Pornhub Funding Unbiased Study of Porn's Effects on Users

LAWRENCE, Kan.—As every politically aware adult industry member and fan must know, there are dozens of websites on the World Wide Web that are only too happy to print any article or screed whose subject matter is, essentially, "Why Porn Is So Bad for You." Such sites include, most prominently, FightTheNewDrug.org, an offshoot of the equally scurrilous National Center On Sexual Exploitation, or NCOSE, the successor to Morality In Media. But plenty of other religio-conservative groups have taken up that calling as well, including Family Research Council, Parents Television Council, Concerned Women For America, Focus on the Family, and of course anti-porn activist Gail Dines' own website, but there are plenty more.

Countering those anti-fappers are a number of researchers such as Dr. Neil Malamuth, Dr. Chauntelle Tibbals, Dr. Marty Klein and several others, many of whom can be found in the peer-reviewed academic journal Porn Studies. But considering the vast religio-conservative armies amassed against the adult industry, and the general lack of will within the industry to support research to counter the poor scholarship and outright lies that make up the "anti-porn research" industry, kudos must be given to Pornhub, whose roughly two-year-old "official philanthropic division" Pornhub Cares has just awarded a trio of researchers at the University of Kansas $25,000 to fund research into just how porn viewers (including the 28.5 billion who spent 4.6 billion hours looking at it on Pornhub last year) use porn in their everyday lives and how such viewing affects those lives—if it does at all to any significant degree.

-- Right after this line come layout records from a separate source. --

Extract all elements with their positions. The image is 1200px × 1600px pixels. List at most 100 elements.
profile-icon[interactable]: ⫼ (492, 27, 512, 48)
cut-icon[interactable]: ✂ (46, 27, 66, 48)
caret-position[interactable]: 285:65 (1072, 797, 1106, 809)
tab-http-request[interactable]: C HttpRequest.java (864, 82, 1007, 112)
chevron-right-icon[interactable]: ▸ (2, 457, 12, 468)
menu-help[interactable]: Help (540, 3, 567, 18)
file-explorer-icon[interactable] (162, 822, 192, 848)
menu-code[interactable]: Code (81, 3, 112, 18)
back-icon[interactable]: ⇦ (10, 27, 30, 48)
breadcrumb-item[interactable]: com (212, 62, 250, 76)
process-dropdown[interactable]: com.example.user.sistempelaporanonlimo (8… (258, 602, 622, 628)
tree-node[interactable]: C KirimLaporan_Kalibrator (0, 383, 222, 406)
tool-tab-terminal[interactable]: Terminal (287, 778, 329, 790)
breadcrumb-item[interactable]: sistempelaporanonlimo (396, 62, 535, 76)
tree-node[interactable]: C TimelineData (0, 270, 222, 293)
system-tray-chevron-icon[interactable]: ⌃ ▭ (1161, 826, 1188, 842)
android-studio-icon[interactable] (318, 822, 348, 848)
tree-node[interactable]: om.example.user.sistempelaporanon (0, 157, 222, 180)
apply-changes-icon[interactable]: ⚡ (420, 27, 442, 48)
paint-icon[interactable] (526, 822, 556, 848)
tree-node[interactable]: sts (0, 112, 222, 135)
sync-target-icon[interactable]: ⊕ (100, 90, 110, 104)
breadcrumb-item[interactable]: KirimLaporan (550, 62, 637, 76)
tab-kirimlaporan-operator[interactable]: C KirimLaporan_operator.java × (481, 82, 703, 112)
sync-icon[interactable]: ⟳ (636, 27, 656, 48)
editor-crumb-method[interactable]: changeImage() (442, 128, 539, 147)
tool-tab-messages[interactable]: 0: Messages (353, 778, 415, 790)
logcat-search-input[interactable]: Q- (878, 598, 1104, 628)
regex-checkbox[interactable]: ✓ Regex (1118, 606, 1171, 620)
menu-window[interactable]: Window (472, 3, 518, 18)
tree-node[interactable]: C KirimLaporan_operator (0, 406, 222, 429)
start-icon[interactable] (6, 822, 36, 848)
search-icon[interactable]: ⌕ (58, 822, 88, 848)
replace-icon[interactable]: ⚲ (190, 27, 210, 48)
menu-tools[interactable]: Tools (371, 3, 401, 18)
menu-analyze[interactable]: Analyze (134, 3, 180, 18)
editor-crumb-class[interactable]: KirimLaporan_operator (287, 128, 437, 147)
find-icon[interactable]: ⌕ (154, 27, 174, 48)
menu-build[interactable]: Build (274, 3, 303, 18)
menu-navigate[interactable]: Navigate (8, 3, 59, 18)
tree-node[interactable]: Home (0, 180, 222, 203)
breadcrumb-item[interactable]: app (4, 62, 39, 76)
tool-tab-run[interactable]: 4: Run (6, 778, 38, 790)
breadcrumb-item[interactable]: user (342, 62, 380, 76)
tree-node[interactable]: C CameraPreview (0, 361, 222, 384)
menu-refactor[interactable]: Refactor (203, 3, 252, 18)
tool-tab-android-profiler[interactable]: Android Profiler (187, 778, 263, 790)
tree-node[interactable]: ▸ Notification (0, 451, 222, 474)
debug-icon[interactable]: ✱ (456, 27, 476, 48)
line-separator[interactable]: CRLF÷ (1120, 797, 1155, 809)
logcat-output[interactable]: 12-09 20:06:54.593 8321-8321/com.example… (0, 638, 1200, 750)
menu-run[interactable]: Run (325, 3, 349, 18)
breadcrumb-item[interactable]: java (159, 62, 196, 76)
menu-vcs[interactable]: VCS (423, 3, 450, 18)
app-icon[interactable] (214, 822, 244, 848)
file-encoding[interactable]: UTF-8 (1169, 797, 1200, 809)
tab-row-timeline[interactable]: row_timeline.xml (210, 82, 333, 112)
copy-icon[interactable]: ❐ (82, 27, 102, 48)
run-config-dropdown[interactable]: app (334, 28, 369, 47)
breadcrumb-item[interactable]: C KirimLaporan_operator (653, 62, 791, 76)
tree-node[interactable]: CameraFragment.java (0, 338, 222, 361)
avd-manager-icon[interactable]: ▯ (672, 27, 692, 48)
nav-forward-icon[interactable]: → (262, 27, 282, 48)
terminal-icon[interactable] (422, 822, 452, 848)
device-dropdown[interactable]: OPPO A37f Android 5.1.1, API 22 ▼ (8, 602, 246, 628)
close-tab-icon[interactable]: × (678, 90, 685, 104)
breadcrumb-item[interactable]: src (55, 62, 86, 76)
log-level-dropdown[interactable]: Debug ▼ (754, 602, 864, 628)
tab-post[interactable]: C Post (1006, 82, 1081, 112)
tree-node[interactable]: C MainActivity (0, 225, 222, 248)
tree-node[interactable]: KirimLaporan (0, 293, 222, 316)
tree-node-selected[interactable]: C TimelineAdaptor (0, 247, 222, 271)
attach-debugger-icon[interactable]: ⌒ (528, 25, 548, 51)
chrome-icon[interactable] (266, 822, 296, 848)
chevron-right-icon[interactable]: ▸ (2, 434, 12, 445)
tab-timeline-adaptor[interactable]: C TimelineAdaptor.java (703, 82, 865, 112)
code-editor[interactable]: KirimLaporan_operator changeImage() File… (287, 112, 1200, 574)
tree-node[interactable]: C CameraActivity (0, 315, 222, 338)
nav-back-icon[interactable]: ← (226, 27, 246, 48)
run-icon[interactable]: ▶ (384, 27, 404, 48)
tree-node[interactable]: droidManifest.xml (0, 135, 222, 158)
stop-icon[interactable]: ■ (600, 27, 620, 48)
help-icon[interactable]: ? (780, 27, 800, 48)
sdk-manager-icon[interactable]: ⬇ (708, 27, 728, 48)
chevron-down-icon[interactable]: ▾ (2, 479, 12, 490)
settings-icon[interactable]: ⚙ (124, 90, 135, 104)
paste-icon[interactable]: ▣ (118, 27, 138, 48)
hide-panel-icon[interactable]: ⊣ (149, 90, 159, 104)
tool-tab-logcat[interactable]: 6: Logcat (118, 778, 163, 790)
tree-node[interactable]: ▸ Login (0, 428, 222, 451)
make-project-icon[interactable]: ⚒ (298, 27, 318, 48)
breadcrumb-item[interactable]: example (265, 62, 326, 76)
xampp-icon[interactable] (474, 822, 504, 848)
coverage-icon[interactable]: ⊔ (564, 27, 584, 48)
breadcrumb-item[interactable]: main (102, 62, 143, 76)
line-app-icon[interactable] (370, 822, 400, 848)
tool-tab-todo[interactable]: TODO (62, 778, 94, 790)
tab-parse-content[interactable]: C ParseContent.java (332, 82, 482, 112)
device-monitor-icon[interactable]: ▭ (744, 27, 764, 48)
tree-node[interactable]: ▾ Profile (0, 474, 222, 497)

According to an article on the website Inverse.com, University of Kansas psychology professor Omri Gillath, Ph.D., together with collaborators Dr. Ateret Gewirtz-Meydan and doctoral candidate Katie Adams will be carrying out a total of three studies over the next year and a half, all dedicated to "investigating the concern that porn is a part of day-to-day life ... but we know nearly nothing about its short- and long-term effects."

"For many years there was a trend," said Gillath. "Researchers with a negative bias coming into the area and almost forcing their negative bias on the research of porn."

However, Gillath hasn't made any promises to Pornhub that it will necessarily like the conclusions he and his team may reach after completing their research, especially in light of Gillath's statement that, "This is where people are getting some of the sex ed, for better or worse," referring to the plethora of online porn, and noting that "it takes some sort of education and explanation" to make sure people still forming their ideas about sex and sexuality understand that porn is not real life—such as the widespread notion among some younger porn viewers that all women like anal sex.

"Unfortunately for some people, porn is replacing what used to be a level-headed education about these things, and it adds a lot of anxiety and a lot of stress and all kinds of maladjustments," Gillath said.

It's the sort of misinformation that could easily be corrected if public (and private) schools simply had comprehensive sex education courses for teens, but a combination of a lack of federal funding for such teachings together with religio-conservative groups targeting school districts that do offer it, claiming that such education is better handled in the home by parents (who often are even more ignorant of the subject that are their children), makes Gillath's and his associates' work all the more necessary.